La besó en la frente.

– Nos quedamos un poco más.

Un cuarto de hora más tarde, se levantó y preparó el café. Fuera aún era de noche. La gata se frotó contra sus piernas y la izó para dejarla encima de sus rodillas, donde el felino enseguida encontró acomodo. Estaba pensando en la conversación del día anterior con la esposa de la víctima. ¿Por qué no había dicho nada de su lío con Rolf Sandén? Debería haber comprendido que, más pronto o más tarde, aquello se sabría.

Tenía que llamarla otra vez, se dijo, mientras sacaba su viejo y desgastado bloc de notas, donde escribía las reflexiones que hacía en el trabajo y no quería olvidar. Releyó las anotaciones de su conversación, pero apenas podía entender lo que había escrito. Además, el bloc también empezaba a estar tan gastado que se le habían caído varias hojas. Aquello no podía seguir así.
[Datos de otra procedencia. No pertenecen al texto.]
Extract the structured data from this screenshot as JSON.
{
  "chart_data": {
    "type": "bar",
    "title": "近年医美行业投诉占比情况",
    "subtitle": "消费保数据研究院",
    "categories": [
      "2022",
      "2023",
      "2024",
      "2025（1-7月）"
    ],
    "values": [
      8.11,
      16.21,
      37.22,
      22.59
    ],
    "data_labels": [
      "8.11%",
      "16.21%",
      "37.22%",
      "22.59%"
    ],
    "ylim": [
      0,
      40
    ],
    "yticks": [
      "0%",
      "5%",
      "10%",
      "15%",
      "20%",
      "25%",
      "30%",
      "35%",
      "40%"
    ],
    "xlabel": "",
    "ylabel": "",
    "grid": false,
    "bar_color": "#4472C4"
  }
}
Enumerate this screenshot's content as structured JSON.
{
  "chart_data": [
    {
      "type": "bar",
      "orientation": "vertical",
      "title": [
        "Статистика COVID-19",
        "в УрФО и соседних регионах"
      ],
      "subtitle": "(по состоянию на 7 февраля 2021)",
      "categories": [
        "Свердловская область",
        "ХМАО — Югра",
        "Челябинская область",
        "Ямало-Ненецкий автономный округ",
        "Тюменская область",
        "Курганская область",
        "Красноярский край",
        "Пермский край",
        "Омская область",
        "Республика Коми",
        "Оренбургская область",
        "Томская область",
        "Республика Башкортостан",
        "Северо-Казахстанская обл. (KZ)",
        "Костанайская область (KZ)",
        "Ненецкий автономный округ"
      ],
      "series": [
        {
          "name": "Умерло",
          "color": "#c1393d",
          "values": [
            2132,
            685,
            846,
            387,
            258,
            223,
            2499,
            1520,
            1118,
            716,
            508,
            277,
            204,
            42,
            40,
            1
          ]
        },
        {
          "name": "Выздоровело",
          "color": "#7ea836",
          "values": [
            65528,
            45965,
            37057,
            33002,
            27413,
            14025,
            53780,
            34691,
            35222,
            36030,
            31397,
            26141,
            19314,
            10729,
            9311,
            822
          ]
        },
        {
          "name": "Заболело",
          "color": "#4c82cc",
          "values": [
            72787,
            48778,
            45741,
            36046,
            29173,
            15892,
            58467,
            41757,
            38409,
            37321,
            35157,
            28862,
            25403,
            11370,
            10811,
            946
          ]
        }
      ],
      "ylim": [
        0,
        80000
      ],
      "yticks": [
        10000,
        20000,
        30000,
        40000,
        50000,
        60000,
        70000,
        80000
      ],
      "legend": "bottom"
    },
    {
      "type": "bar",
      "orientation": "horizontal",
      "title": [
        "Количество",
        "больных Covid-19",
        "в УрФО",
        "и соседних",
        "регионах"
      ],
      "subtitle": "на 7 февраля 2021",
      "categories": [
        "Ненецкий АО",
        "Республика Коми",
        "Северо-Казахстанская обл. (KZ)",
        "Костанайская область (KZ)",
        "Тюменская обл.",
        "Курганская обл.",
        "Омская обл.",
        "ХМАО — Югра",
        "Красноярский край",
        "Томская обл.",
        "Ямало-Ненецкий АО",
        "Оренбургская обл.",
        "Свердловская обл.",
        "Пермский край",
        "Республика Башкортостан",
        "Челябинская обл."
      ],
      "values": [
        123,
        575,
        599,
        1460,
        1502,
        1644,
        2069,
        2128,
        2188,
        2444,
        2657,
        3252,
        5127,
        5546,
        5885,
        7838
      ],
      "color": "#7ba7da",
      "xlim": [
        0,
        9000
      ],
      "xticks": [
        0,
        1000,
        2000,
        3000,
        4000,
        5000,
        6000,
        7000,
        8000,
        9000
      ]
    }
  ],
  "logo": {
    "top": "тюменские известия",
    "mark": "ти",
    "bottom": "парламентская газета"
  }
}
Necesitaba comprarse uno nuevo.

Echó una ojeada al reloj que había en la pared de la cocina. Habían acordado que la reunión matinal empezaría a las nueve en vez de a las ocho, porque Knutas aceptó participar en directo en el programa matinal de la Televisión Sueca: Morgonsoffan. Ahora se preguntaba por qué había accedido a participar. La televisión le ponía nervioso y luego siempre le parecía que se había mostrado torpe e indeciso. Le costaba hablar cuando estaba bajo la luz implacable de los focos y se esperaba de él que diera respuestas bien expresadas, sensatas y sopesadas, que dejara satisfechos tanto a los periodistas de la tele como a sus jefes de la policía, lo cual planteaba en sí una ecuación imposible de resolver. No revelar demasiado y, al mismo tiempo, contar lo suficiente para que el cuerpo policial recibiera información.

Lo cierto era que la policía necesitaba la colaboración de los ciudadanos. Tenían muy pocas pistas concretas que seguir. Hasta el momento no se había presentado ni un solo testigo con algo interesante que decir, ni aparecido nada en la vida de Egon Wallin que pudiera conducirlos a un posible agresor. Faltaba el móvil. Nadie creía que se tratara de un robo, pese a que no habían encontrado la cartera ni el móvil.

Egon Wallin estuvo siempre al frente de la galería, trabajó duro y sabiendo lo que quería. Mantenía una buena relación con sus empleados y al parecer nunca tuvo problemas con la justicia ni con nadie.


La entrevista salió mejor de lo esperado. Se sentó en un pequeño estudio de televisión y conectaron en directo con el programa. El presentador tuvo tacto y no le formuló preguntas demasiado comprometidas. Finalizados los tres minutos estaba sudoroso, pero se sentía bastante satisfecho. La llamada al móvil de la directora provincial de la policía unos minutos después de su intervención le confirmó que había conseguido desenvolverse bastante bien en la entrevista.

Ya en comisaría, llamó por teléfono a la psiquiatra forense a cuyos servicios había recurrido el año anterior. Esperaba que pudiera interpretar el modus operandi del asesino y los ayudara a avanzar. Pero le respondió que aún era pronto y le pidió que volviera a ponerse en contacto con ella más adelante. Seguro que tenía razón. No obstante, logró sonsacarle algunas cosas. No descartaba que pudiera tratarse de un asesino que actuase por primera vez. Pero no creía que se tratara de un asesinato fortuito, sino que era fruto de una planificación previa, tal vez larga. Parecía probable que el asesino supiera que Egon Wallin iba a salir de nuevo y que lo haría solo. Lo cual, a su vez, significaba que el agresor tenía vigilada a su víctima.

Tenían que volver a interrogar a todas las personas del entorno de Wallin. Alguien podía haber observado algo, quizá había visto a una persona nueva, desconocida, cerca de él. El hecho de que el galerista tuviera que conocer a su asesino, simplificaba mucho las indagaciones. Egon Wallin tenia un círculo de amistades inusitadamente amplio, pero simplificaba las cosas el detalle de que su asesino con toda seguridad se encontrara entre sus conocidos.